Consequently, the Frobenius norm ‖⋅‖_F is calculated as

{∥ G ∥}_{F} = \sqrt{\sum_{i = 1}^{L_{x}} \sum_{j = 1}^{L_{y}} G {(i, j)}^{2}} .

The inner produce between arrays in $R^{N}$ is given by the Euclidean inner product 〈⋅, ⋅〉 as $〈 d, g 〉 = \sum_{i = 1}^{N} d (i) g (i) .$

3 Cross color transformations

Given a color image I(i, j, z), i = 1, …, L_x, j = 1, …, L_y, z = 1, 2, 3 the processing of the 3 channels can be realized either in the pixel/intensity or in the wavelet domain. Since the representation of most images is sparser in the wavelet domain [27–30] we approximate in that domain and reconstruct the approximated image by the inverse wavelet transform. Thus, using a 3 × 3 matrix T, we construct the transformed arrays $U \in R^{L_{x} \times L_{y} \times 3}$ and $W \in R^{L_{x} \times L_{y} \times 3}$ as follows

\begin{matrix} U (:, :, z) & = & \sum_{l = 1}^{3} I (:, :, l) T (l, z), z = 1, 2, 3 . \end{matrix}

(1)

\begin{matrix} W (:, :, z) & = & dwt (U (:, :, z)), z = 1, 2, 3, \end{matrix}

(2)

where dwt indicates the 2D wavelet transform. For the transformation T we consider the following cases

(i)
The dct.
(ii)
The reversible YCbCr color space transform.
(iii)
The principal components (PC) transform.
(iv)
A transformation learned from an independent set of images.
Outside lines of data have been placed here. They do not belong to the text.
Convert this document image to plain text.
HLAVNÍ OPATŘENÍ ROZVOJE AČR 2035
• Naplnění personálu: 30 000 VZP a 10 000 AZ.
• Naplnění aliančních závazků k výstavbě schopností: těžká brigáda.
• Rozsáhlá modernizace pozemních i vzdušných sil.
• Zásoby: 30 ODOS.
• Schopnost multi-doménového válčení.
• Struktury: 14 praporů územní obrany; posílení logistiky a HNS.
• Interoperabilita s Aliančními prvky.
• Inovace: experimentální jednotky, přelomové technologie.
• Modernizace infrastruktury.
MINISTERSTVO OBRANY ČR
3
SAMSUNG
The dct is given by the matrix

(\begin{matrix} \frac{1}{\sqrt{3}} & \frac{\sqrt{2}}{\sqrt{3}} cos (\frac{π}{6}) & \frac{\sqrt{2}}{\sqrt{3}} cos (\frac{π}{3}) \\ \frac{1}{\sqrt{3}} & 0 & \frac{\sqrt{2}}{\sqrt{3}} cos (π) \\ \frac{1}{\sqrt{3}} & \frac{\sqrt{2}}{\sqrt{3}} cos (\frac{5 π}{6}) & \frac{\sqrt{2}}{\sqrt{3}} cos (\frac{5 π}{3}) \end{matrix}),

whereas the YCbCr color space transform is given by the matrix below [31]

(\begin{matrix} 0.299 & - 0.169 & 0.5 \\ 0.587 & - 0.331 & - 0.419 \\ 0.114 & 0.5 & - 0.0813 \end{matrix}) .

The columns of the principal components transform are the normalized eigenvectors of covariance matrix of the RGB pixels. Thus, the transformation is image dependent and optimal with respect to decorrelating the color channels.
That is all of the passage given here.